Tim’s field work for 2008 concentrated on the apparent central place for Rosita. Three phases of construction were identified: a Late Preclassic phase (Phase I), an Early Classic phase (Phase II) and a Late Classic phase (Phase III). Three dating techniques were used for cross-verification; architectural features, construction sequence determination and ceramic analysis. The exact method of dating ceramics was not specified. Since dating appears to have been directed towards associations with Mayan cultural phases rather than numeric dates, a typological method seems likely (although numeric dates may simply not have been included in this report). Ceramics can be especially useful in this context since shards were often used by the Mayans as construction fill, thus providing a date that very closely precedes construction.
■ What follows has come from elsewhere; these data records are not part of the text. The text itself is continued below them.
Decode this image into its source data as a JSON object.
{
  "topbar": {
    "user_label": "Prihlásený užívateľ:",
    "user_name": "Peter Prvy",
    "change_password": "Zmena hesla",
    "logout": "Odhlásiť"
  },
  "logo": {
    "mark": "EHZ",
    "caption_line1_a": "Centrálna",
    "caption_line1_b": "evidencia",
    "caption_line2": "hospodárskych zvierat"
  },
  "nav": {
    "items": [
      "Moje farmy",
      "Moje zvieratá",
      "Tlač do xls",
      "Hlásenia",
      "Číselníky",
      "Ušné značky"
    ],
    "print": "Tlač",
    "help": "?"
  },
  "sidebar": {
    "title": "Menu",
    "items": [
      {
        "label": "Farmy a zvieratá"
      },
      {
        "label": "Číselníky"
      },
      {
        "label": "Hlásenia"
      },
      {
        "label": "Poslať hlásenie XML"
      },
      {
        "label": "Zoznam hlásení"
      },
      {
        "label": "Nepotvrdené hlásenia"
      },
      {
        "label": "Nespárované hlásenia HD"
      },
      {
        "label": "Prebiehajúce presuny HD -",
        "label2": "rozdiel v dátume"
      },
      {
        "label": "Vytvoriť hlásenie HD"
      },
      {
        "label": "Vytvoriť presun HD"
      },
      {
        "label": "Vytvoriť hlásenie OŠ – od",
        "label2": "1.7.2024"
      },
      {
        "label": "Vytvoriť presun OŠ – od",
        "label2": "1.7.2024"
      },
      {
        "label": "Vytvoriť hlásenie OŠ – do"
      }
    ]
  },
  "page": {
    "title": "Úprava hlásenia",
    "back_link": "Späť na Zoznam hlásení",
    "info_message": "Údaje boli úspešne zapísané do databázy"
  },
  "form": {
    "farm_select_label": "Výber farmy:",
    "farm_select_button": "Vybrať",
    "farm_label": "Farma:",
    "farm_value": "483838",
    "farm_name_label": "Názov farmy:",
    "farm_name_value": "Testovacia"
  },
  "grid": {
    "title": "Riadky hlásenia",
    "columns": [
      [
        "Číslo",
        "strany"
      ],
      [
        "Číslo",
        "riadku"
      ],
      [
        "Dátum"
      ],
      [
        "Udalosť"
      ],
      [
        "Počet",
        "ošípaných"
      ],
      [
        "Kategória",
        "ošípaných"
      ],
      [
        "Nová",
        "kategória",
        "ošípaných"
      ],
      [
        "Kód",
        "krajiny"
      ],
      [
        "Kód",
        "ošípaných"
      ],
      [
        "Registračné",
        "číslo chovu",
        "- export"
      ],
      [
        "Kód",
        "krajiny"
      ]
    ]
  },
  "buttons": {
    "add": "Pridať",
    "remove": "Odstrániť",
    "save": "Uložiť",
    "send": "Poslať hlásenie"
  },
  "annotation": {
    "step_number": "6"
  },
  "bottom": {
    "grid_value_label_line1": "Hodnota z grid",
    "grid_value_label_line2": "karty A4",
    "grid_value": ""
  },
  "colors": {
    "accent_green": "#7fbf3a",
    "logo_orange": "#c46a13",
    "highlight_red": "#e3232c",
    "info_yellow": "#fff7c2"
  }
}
Aside from period verification, Preston’s project provided data on known dimensions (though partial excavation and detailed taphonomic circumstances left gaps in much of the Phase III data), orientation, features and various artifacts, which included empty cache boxes, an intact ceramic vessel that appeared to have been incorporated into the construction fill (an apparent dedicatory vessel), and stone “pens” of unknown function built on top of platform ledges. Interestingly, although new phases were built over the old, very little expansion of the previous structure took place during construction periods. Phase II data shows that what was later a single building, then existed as two buildings with a central corridor. So far, there have been no clues as to the specific functions of the buildings or the corridor. Preston states that during the Late Classic period, these buildings were combined, and then subsequently buried. Unfortunately, detailed evidence for his interpretation of the Phase II buildings’ demise is not given in the report. One of the Phase II buildings appears to have been built as a round structure during the preclassic period, and then modified into a quasi-rectilinear form with an extension during the Early Classic period.

Preston did not provide much detail on matrix measurements in his report, but context matrix resolution appears to be very course, as it was in other projects that used the same division terminology in an operation/sub-op/lot system (although sub-ops are really activity descriptions and were not incorporated into the data organization). My experience with Preston’s system elsewhere included work with lots of very large and irregularly sized and shaped areas that were defined relative to architectural features. Lots were the finest level of resolution for the locations of common artifacts. Special items were given more detailed positional descriptions in text form, but if their positions within the lot were measured at all, I never had the opportunity to observed this activity. This method reflects a much greater emphasis on associations with architecture, than on other considerations such as possible taphonomic shifts in position and potential interpretations of household activity.

Overall, thus far the project is showing some glimpses of inter-polity variability and standardization related to construction, and has given us a few more questions to ask. While a few details appear to be lacking (which may not be relevant to this report, but should be at least included in references to other information) and a goal bias may be present in Preston’s collection methods, Rosita has certainly given us more questions to ask. Fortunately, a 2009 report is in the works that should include further data on Rosita, and plans have been in the works for 2010 excavations as well.